Valverde closes on final podium
10 March 2012

P.-Nice (s7) / Tirreno (s4)

Misfortune by Leipheimer, crashed three times, takes the Spaniard into the top three in the GC before Sunday's mountain time trial up the Col d'Eze (9.6km) that will decide the French event

Alejandro Valverde has jumped into 3rd place in the provisional overall of the 70th Paris-Nice after a mountainous stage seven, over 220 hard kilometers from Sisteron to the capital city of the Côte d’Azur. Valverde is gaining a place after bad luck stroke American Levi Leipheimer (OPQ), suffering three crashes over the route -two of them into the descent of the last climb, where Movistar Team took control of the tempo from the start of the downhill- that cost him more than fifteen minutes at the finish line. Belgian Thomas De Gendt (VCD) took the day’s honours via a very long breakaway with more than nine minutes over the group of Wiggins, Westra and Valverde -Rojas was 6th into the stage-, the three man to contest the race’s overall tomorrow in the definitive 9.6km mountain TT up the mythical Col d’Eze (almost 5% average grandient), with Spilak, Van Garderen and Monfort –all of them less than 30 seconds behind Valverde- as main alternatives to the actual podium in the French race.

REACTION / Yvon Ledanois (DS): “We got over this day well. Alejandro went through a couple of days in not so good condition, but feel better today and comes into the mountain TT with all chances alive. Though Wiggins seems to be the favourite, I think that all best three overall can do well over the climb. I don’t think there will be big time gaps, plus we must keep an eye on Westra, because not so many count on him. Alejandro knows the climb well and that will do really good on him. Anything could happen tomorrow because, even though it doesn’t seem like a complicated climb, we have spent seven days of full-speed racing and that will count a lot. We knew that the descent was long and dangerous and had to stay on front. We have talked about it this morning and that’s how we did. Leipheimer’s thing had nothing to do and was bad luck for him, I don’t think there’s any polemics on that. We didn’t go on full steam during the descent, simply because it had no sense to do so, we just avoided risks by taking Alejandro on the lead of the group.”
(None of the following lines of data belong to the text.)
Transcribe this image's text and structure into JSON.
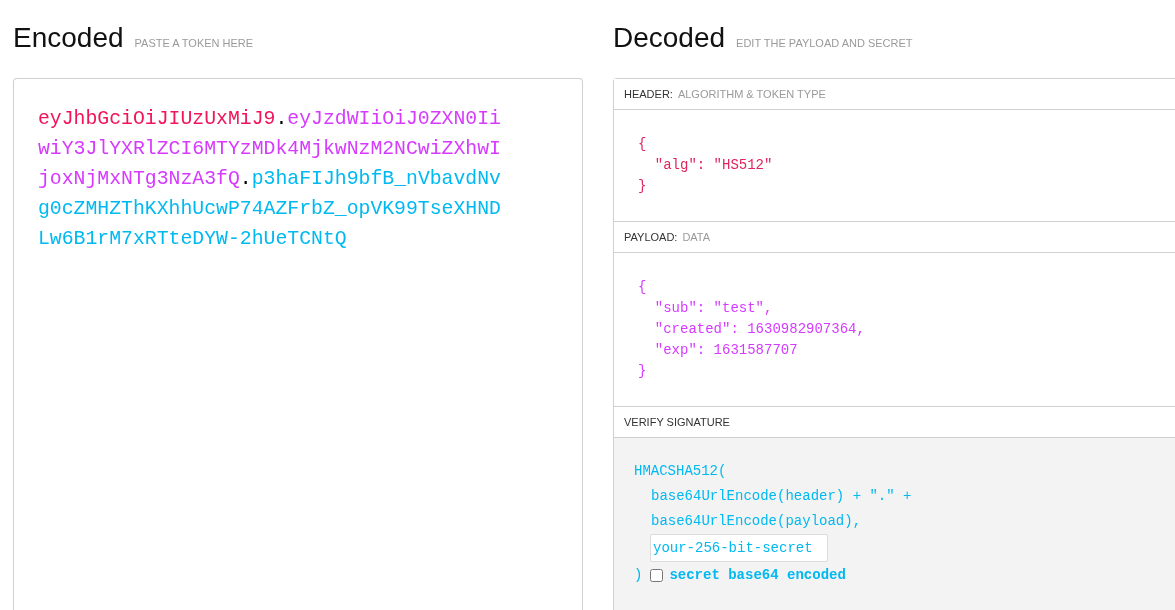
{
  "encoded": {
    "title": "Encoded",
    "hint": "PASTE A TOKEN HERE",
    "token": [
      {
        "text": "eyJhbGciOiJIUzUxMiJ9",
        "color": "#f0145a"
      },
      {
        "text": ".",
        "color": "#000000"
      },
      {
        "text": "eyJzdWIiOiJ0ZXN0IiwiY3JlYXRlZCI6MTYzMDk4MjkwNzM2NCwiZXhwIjoxNjMxNTg3NzA3fQ",
        "color": "#d63aff"
      },
      {
        "text": ".",
        "color": "#000000"
      },
      {
        "text": "p3haFIJh9bfB_nVbavdNvg0cZMHZThKXhhUcwP74AZFrbZ_opVK99TseXHNDLw6B1rM7xRTteDYW-2hUeTCNtQ",
        "color": "#00b9f1"
      }
    ]
  },
  "decoded": {
    "title": "Decoded",
    "hint": "EDIT THE PAYLOAD AND SECRET",
    "sections": [
      {
        "kind": "json",
        "label": "HEADER:",
        "hint": "ALGORITHM & TOKEN TYPE",
        "color": "#e0245e",
        "code": "{\n  \"alg\": \"HS512\"\n}"
      },
      {
        "kind": "json",
        "label": "PAYLOAD:",
        "hint": "DATA",
        "color": "#d63aff",
        "code": "{\n  \"sub\": \"test\",\n  \"created\": 1630982907364,\n  \"exp\": 1631587707\n}"
      },
      {
        "kind": "signature",
        "label": "VERIFY SIGNATURE",
        "color": "#00b9f1",
        "opening": "HMACSHA512(",
        "lines": [
          "base64UrlEncode(header) + \".\" +",
          "base64UrlEncode(payload),"
        ],
        "secret": {
          "value": "your-256-bit-secret"
        },
        "closing": ")",
        "checkbox": {
          "label": "secret base64 encoded",
          "checked": false
        }
      }
    ]
  }
}
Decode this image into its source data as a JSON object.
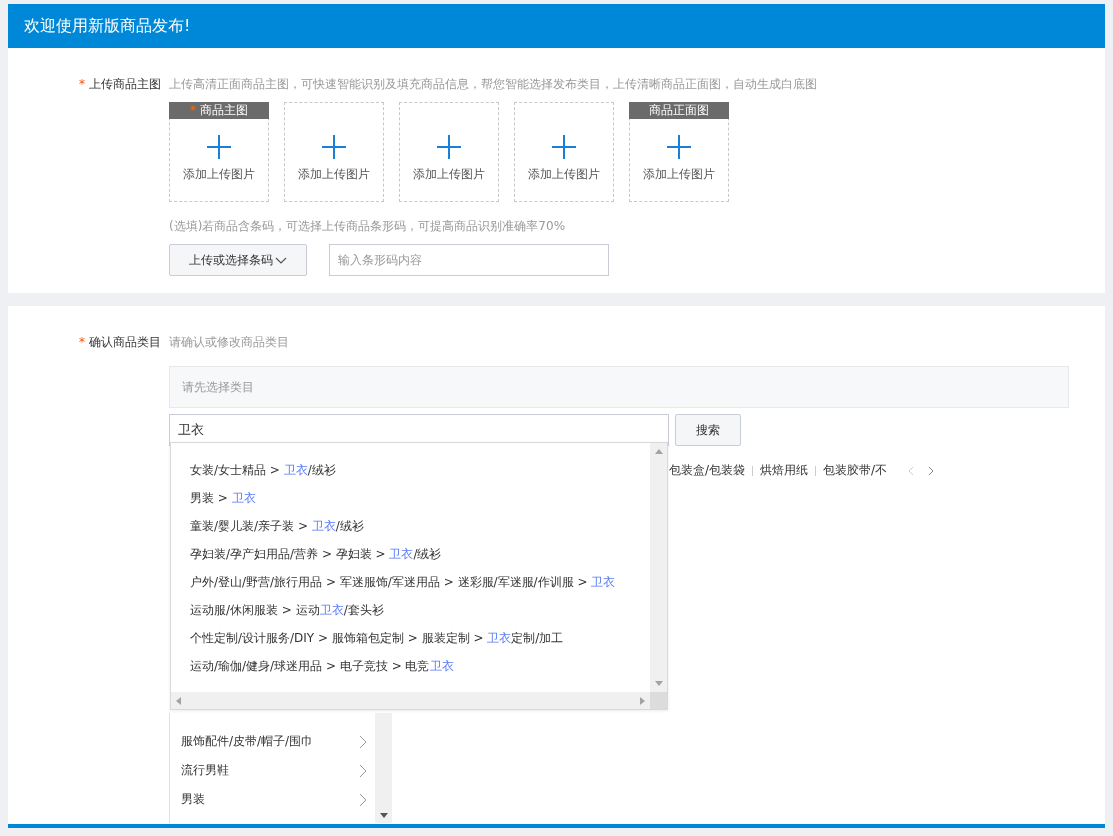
{
  "header": {
    "title": "欢迎使用新版商品发布!"
  },
  "upload": {
    "label": "上传商品主图",
    "required_mark": "*",
    "hint": "上传高清正面商品主图，可快速智能识别及填充商品信息，帮您智能选择发布类目，上传清晰商品正面图，自动生成白底图",
    "slots": [
      {
        "tag": "商品主图",
        "tag_mark": "*",
        "caption": "添加上传图片"
      },
      {
        "caption": "添加上传图片"
      },
      {
        "caption": "添加上传图片"
      },
      {
        "caption": "添加上传图片"
      },
      {
        "tag": "商品正面图",
        "caption": "添加上传图片"
      }
    ],
    "barcode_hint": "(选填)若商品含条码，可选择上传商品条形码，可提高商品识别准确率70%",
    "barcode_button": "上传或选择条码",
    "barcode_placeholder": "输入条形码内容"
  },
  "category": {
    "label": "确认商品类目",
    "required_mark": "*",
    "hint": "请确认或修改商品类目",
    "selected_placeholder": "请先选择类目",
    "search_value": "卫衣",
    "search_button": "搜索",
    "suggestions": [
      [
        {
          "text": "女装/女士精品 > ",
          "highlight": false
        },
        {
          "text": "卫衣",
          "highlight": true
        },
        {
          "text": "/绒衫",
          "highlight": false
        }
      ],
      [
        {
          "text": "男装 > ",
          "highlight": false
        },
        {
          "text": "卫衣",
          "highlight": true
        }
      ],
      [
        {
          "text": "童装/婴儿装/亲子装 > ",
          "highlight": false
        },
        {
          "text": "卫衣",
          "highlight": true
        },
        {
          "text": "/绒衫",
          "highlight": false
        }
      ],
      [
        {
          "text": "孕妇装/孕产妇用品/营养 > 孕妇装 > ",
          "highlight": false
        },
        {
          "text": "卫衣",
          "highlight": true
        },
        {
          "text": "/绒衫",
          "highlight": false
        }
      ],
      [
        {
          "text": "户外/登山/野营/旅行用品 > 军迷服饰/军迷用品 > 迷彩服/军迷服/作训服 > ",
          "highlight": false
        },
        {
          "text": "卫衣",
          "highlight": true
        }
      ],
      [
        {
          "text": "运动服/休闲服装 > 运动",
          "highlight": false
        },
        {
          "text": "卫衣",
          "highlight": true
        },
        {
          "text": "/套头衫",
          "highlight": false
        }
      ],
      [
        {
          "text": "个性定制/设计服务/DIY > 服饰箱包定制 > 服装定制 > ",
          "highlight": false
        },
        {
          "text": "卫衣",
          "highlight": true
        },
        {
          "text": "定制/加工",
          "highlight": false
        }
      ],
      [
        {
          "text": "运动/瑜伽/健身/球迷用品 > 电子竞技 > 电竞",
          "highlight": false
        },
        {
          "text": "卫衣",
          "highlight": true
        }
      ]
    ],
    "hot_tags": [
      "包装盒/包装袋",
      "烘焙用纸",
      "包装胶带/不"
    ],
    "categories": [
      "服饰配件/皮带/帽子/围巾",
      "流行男鞋",
      "男装"
    ]
  }
}
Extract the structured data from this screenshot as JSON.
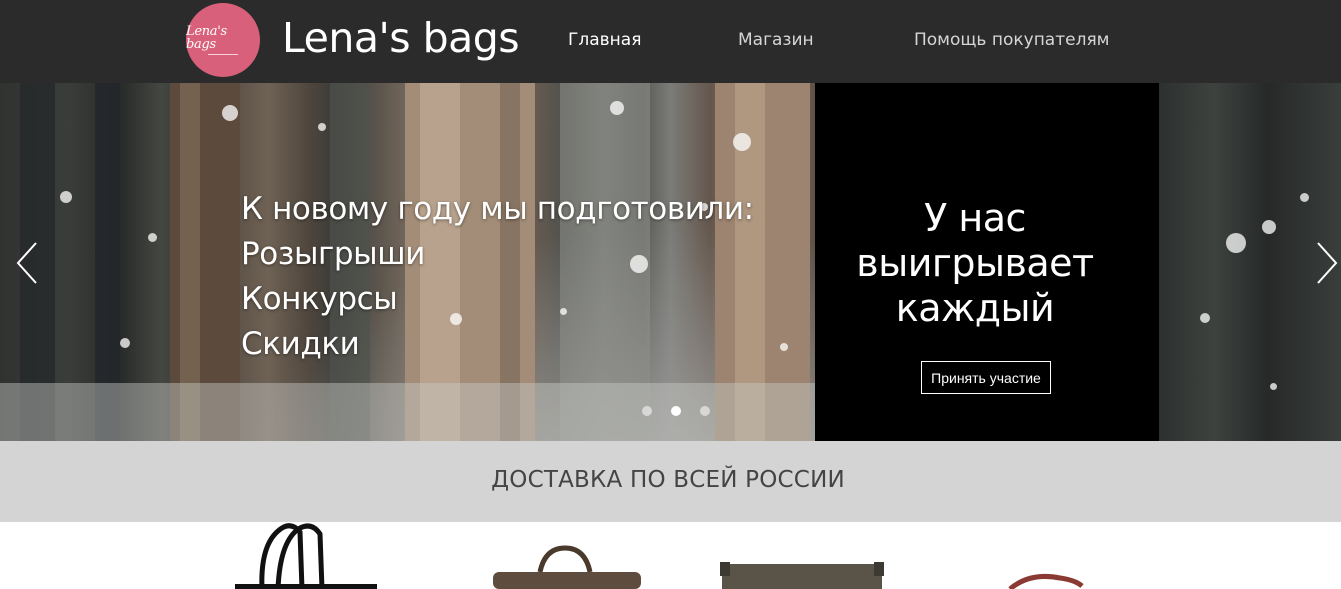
{
  "header": {
    "logo_text": "Lena's bags",
    "site_title": "Lena's bags",
    "nav": [
      {
        "label": "Главная",
        "active": true
      },
      {
        "label": "Магазин",
        "active": false
      },
      {
        "label": "Помощь покупателям",
        "active": false
      }
    ],
    "background": "#2b2b2b",
    "logo_color": "#d9607a"
  },
  "hero": {
    "lines": [
      "К новому году мы подготовили:",
      "Розыгрыши",
      "Конкурсы",
      "Скидки"
    ],
    "promo": {
      "title": "У нас выигрывает каждый",
      "button_label": "Принять участие"
    },
    "prev_icon": "chevron-left-icon",
    "next_icon": "chevron-right-icon",
    "slides_count": 3,
    "active_slide": 2
  },
  "delivery": {
    "text": "ДОСТАВКА ПО ВСЕЙ РОССИИ",
    "background": "#d4d4d4"
  },
  "products": [
    {
      "name": "product-black-leather-bag"
    },
    {
      "name": "product-brown-bag"
    },
    {
      "name": "product-olive-bag"
    },
    {
      "name": "product-red-strap-bag"
    }
  ]
}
Sagan strongest at Tirreno-Adriático
In turn, Tirreno-Adriatico saw a marathon 250-kilometer stage from Amelia to Chieti crossing the Appenines, with a sprint victory for Slovakian Peter Sagan (LIQ) into a short field overcoming the final, hard 2k of ascent. The hardness of the route left barely 70 riders into the main field at the bottom of the final climb, with all eight Movistar Team riders on top. Rui Costa (19th) and Beñat Intxausti (24th) were the best Blue performers at the end of the day, with José Herrada, Pablo Lastras and Andrey Amador also within a minute behind the winner. American Chris Horner (RNT) is the new leader of the race before the Queen stage in this year’s Italian event: 196 kilometers from Martinsicuro to the ski station of Prati di Tivo (14.5km / 6.5%), with no rest from the start plus the tough Piano Roseto, whose summit will be located 34k from the end.